A = { x : b > x > y > a implies f(a) > f(y) }

let u = sup(A)

show that f(u) = c

Homework Equations

I have no idea in particular, save for the definition of the supremum:
$$\forall x \in A x \le u$$
if $$v$$ is an upper bound of A, then $$u \le v$$

The Attempt at a Solution

My intuition led me to attempt a proof by contradiction. If you let f(x*) = c, assume that x* < u to arrive at a contradiction. Then assume that x* > u to arrive at a contradiction. Then to conclude that x* must be u. I don't know how to do this, or even if I can/should be done.

 

[jbunniii]

Homework Statement

f(a) > c > f(b)

A = { x : b > x > y > a implies f(a) > f(y) }

let u = sup(A)

show that f(u) = c

There must be some information missing. What is $c$, just some random point between $f(b)$ and $f(a)$? What is known about $f$? Is it monotonically decreasing? Is it continuous?

 

[anelys]

There must be some information missing. What is $c$, just some random point between $f(b)$ and $f(a)$? What is known about $f$? Is it monotonically decreasing? Is it continuous?

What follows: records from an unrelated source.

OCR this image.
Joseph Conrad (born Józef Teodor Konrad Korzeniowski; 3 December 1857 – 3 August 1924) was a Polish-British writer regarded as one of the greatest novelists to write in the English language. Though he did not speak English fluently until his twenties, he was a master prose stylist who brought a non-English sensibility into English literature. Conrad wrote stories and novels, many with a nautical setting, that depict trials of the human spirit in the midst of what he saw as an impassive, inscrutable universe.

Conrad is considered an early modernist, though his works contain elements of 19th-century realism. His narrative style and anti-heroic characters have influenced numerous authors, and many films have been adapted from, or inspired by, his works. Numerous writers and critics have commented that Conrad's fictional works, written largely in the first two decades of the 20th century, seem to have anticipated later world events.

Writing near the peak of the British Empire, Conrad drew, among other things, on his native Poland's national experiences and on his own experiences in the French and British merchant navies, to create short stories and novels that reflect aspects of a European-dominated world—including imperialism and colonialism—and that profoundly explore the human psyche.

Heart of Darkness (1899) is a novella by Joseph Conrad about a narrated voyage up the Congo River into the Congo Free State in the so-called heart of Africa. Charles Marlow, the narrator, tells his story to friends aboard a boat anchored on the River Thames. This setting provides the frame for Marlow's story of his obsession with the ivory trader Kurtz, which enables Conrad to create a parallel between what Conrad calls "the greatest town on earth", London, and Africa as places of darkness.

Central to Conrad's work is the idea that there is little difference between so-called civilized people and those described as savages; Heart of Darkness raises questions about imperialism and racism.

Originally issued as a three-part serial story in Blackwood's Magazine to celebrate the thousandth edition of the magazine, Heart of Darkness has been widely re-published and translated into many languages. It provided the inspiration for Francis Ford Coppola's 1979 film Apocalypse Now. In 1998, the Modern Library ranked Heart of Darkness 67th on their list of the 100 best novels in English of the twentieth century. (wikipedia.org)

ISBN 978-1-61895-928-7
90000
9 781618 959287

There is nothing missing from the problem. I guess we can assume that it's continuous. It isn't necessarily a decreasing monotone function. Also, yes, c is any point between f(b) and f(a).

 

[jbunniii]

There is nothing missing from the problem. I guess we can assume that it's continuous. It isn't necessarily a decreasing monotone function. Also, yes, c is any point between f(b) and f(a).

Well, if that's the case then it's not true.

Let f(x) = -x for all x.

Let a = 0, b = 1, c = -0.5.

Then A = (0, 1), u = sup(A) = 1, but f(u) does not equal c.